The important point arithmetically about these people for our argumentation (although the moral side cannot be forgotten), is that if their proportion of the population increased from 1800 to 1840 or to 1860, then the idea of general improvement is not necessarily valid. We were perhaps supposing that 100 % of the population (heads of families) had incomes, and the average of these incomes increased from 25 Pounds to 30 Pounds annually. But if these “Misérables” were 10 % and changed to 20 %, and their income was close to zero, then the average of incomes in the country moved from 22.5 pounds to only 24 Pounds.

We do not know if the percentage of these people increased, but it is certainly probable. There are no official information or comments by visitors about this matter from 1800 to 1840, although obviously there were poor people in London during this period. Reports by professional people who wanted to make changes started about 1840. At the same time the “Novels about the Condition of England” began to appear. These novels by Charles Dickens, Mrs. Gaskell, and Benjamin Disraeli had as their background the horrible working and living in the industrial towns and in London. To be more exact, the novels about the industrial towns in the North started about 1830, and those about the underworld in London about 1840. 

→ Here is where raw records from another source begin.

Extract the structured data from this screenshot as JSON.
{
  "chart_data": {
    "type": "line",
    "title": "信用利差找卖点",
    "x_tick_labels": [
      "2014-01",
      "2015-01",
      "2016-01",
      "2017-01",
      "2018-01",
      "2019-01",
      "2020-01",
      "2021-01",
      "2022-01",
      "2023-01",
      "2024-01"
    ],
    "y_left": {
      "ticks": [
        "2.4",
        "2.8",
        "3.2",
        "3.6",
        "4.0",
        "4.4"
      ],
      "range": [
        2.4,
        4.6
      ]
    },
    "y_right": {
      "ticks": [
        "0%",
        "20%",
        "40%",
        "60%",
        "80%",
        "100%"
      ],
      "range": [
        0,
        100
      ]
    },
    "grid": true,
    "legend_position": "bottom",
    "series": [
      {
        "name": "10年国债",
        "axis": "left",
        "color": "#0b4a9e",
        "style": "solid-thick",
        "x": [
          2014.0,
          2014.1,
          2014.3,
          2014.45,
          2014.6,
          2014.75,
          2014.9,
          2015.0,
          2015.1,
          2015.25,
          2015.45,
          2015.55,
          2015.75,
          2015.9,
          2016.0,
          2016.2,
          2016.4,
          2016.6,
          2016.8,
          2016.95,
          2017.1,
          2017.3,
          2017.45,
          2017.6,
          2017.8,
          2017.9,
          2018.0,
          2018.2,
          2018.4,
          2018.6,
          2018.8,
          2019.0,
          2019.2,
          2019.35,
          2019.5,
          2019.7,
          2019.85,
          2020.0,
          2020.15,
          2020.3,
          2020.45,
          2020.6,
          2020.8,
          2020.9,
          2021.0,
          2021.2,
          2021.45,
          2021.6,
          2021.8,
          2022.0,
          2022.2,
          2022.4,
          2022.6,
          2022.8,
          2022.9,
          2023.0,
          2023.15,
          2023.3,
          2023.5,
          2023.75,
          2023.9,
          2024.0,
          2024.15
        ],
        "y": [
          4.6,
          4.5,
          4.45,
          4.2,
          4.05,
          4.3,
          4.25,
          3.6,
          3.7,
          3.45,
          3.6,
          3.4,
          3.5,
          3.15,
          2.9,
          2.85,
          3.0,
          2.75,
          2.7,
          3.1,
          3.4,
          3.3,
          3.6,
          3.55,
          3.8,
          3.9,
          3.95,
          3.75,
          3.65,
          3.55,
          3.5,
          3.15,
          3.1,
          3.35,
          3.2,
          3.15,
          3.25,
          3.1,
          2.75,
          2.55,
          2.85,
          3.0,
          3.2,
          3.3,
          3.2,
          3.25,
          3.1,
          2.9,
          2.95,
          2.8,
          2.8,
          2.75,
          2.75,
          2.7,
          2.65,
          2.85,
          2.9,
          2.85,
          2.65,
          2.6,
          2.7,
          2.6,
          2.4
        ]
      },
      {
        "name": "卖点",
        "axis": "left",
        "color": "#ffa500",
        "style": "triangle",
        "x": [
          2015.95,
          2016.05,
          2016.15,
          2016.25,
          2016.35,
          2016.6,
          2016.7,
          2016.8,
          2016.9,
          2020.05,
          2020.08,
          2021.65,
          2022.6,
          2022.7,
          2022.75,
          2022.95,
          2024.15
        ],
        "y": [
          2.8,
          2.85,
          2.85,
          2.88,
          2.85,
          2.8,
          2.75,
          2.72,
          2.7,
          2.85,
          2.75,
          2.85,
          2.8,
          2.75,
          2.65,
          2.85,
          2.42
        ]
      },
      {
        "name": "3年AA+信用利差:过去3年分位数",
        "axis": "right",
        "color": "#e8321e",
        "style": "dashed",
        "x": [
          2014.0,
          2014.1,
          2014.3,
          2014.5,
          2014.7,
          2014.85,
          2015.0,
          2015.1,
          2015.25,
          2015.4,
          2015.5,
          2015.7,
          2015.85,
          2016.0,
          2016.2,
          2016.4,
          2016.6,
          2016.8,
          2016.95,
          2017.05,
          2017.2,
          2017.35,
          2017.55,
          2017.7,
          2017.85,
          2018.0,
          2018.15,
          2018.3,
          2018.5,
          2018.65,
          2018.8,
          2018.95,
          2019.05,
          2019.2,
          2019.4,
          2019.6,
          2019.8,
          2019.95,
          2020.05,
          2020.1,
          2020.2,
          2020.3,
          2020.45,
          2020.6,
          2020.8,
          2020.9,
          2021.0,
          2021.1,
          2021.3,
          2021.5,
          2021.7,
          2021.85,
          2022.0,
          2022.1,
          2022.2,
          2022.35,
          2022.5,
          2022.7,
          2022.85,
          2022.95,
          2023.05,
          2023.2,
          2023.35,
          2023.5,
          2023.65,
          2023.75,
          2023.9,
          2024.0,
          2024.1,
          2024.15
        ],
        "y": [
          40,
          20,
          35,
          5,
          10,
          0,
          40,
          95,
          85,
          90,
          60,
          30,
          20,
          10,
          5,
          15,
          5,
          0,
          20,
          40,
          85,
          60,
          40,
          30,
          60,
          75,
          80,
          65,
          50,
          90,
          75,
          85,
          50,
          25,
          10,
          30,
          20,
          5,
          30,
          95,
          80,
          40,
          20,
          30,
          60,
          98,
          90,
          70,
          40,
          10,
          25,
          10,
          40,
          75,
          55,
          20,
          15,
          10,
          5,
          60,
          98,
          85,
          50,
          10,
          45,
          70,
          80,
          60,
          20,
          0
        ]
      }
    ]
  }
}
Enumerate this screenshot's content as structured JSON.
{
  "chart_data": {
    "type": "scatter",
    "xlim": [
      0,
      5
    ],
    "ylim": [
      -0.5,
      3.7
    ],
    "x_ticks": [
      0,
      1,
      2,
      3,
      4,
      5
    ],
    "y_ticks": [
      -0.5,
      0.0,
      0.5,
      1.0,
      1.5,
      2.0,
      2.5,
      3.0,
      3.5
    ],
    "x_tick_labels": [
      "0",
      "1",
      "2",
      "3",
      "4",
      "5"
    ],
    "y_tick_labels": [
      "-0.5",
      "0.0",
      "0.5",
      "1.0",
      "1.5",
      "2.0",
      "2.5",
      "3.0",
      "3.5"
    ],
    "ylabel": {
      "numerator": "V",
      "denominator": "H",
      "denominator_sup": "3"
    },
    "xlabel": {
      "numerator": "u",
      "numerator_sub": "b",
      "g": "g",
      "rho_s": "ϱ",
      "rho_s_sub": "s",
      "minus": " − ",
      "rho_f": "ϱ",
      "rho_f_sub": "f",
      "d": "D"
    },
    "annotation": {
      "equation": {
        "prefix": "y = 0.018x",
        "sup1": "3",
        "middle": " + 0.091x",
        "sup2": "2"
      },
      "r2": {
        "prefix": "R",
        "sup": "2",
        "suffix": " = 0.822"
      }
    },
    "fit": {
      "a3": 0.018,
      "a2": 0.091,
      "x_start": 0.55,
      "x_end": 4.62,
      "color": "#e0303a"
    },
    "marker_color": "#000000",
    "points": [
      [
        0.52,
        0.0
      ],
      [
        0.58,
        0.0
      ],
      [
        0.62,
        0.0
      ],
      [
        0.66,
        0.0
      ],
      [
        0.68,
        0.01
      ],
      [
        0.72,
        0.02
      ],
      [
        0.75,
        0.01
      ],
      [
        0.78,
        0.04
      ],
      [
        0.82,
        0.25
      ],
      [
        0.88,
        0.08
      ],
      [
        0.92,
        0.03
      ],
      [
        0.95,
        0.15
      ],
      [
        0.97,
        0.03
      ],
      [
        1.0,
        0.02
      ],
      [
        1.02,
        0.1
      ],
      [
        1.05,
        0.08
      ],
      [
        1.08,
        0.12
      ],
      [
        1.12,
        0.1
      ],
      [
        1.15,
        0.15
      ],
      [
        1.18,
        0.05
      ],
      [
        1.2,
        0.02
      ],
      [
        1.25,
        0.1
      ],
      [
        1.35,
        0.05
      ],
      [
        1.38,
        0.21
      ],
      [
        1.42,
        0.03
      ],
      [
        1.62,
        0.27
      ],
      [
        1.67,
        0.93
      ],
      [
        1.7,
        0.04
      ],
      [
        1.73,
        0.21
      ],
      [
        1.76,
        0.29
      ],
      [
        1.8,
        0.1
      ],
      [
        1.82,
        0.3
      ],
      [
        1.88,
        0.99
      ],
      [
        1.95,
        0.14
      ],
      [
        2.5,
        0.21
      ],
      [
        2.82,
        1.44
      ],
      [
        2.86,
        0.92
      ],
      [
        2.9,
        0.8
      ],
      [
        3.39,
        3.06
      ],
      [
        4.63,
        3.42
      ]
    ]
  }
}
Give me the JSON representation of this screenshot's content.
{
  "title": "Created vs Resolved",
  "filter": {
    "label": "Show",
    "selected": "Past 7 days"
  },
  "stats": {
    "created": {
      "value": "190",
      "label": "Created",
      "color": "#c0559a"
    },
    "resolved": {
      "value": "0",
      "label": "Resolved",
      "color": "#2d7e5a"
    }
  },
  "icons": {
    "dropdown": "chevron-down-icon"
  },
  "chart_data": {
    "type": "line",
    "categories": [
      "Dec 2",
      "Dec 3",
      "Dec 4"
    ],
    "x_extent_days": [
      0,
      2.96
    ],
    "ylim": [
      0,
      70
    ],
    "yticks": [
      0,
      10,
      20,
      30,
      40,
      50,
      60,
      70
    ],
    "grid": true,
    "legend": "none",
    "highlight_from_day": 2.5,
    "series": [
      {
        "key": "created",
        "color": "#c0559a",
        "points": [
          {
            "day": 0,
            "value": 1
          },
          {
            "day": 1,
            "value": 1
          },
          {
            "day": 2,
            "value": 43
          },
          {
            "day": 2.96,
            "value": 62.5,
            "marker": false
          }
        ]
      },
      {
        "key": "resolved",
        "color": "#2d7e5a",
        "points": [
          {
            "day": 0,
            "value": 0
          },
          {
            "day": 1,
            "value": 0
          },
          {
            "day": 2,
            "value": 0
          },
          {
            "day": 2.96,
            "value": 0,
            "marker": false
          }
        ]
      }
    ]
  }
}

What we should now do is: a) try to quantify the change in percentage of the poor from 1800 to 1860, b) try to find an economic/social reasoning, why the general improvement in this period was accompanied by a probable increase in very poor people, and c) what happened person-by-person, that is, how a poor person in 1800 had a grandson in 1860 who was very poor.

There are no contemporary (or present!) estimations of the percentage of very poor in Charles Dickens’ time, but we can decide on a probable maximum, using three unofficial surveys of homes from the end of the nineteenth century. One was organised by Seebohm Rowntree in York in 1899, visiting all those people who did not themselves have domestic servants. It gave a figure of 27 %of the total population of York, who either had incomes insufficient to cover their minimum necessities of food, rent, and clothing, or had incomes slightly above this “poverty line”. A survey of large parts of London was carried out by Charles Booth in 1886-1891, which showed that 30 %of the inhabitants of London, and 35 %of the East End, were “poor” or “very poor”. He presented a street map, with colours reporting the income/social level; the first two stages were “Lowest class; vicious, semi-criminal” and “Very poor, casual; chronic want”. The third investigation was carried out by Fred Scott in the poorest parts of Manchester, i.e. Ancoats and Salford, in 1899, and reported to the Manchester Statistical Society. He found that 21 % (Ancoats) and 40 % (Salford) did not have regular work. 

It may however be the case that the percentage of the very poor in England (and especially in London) increased from 1850 to 1900.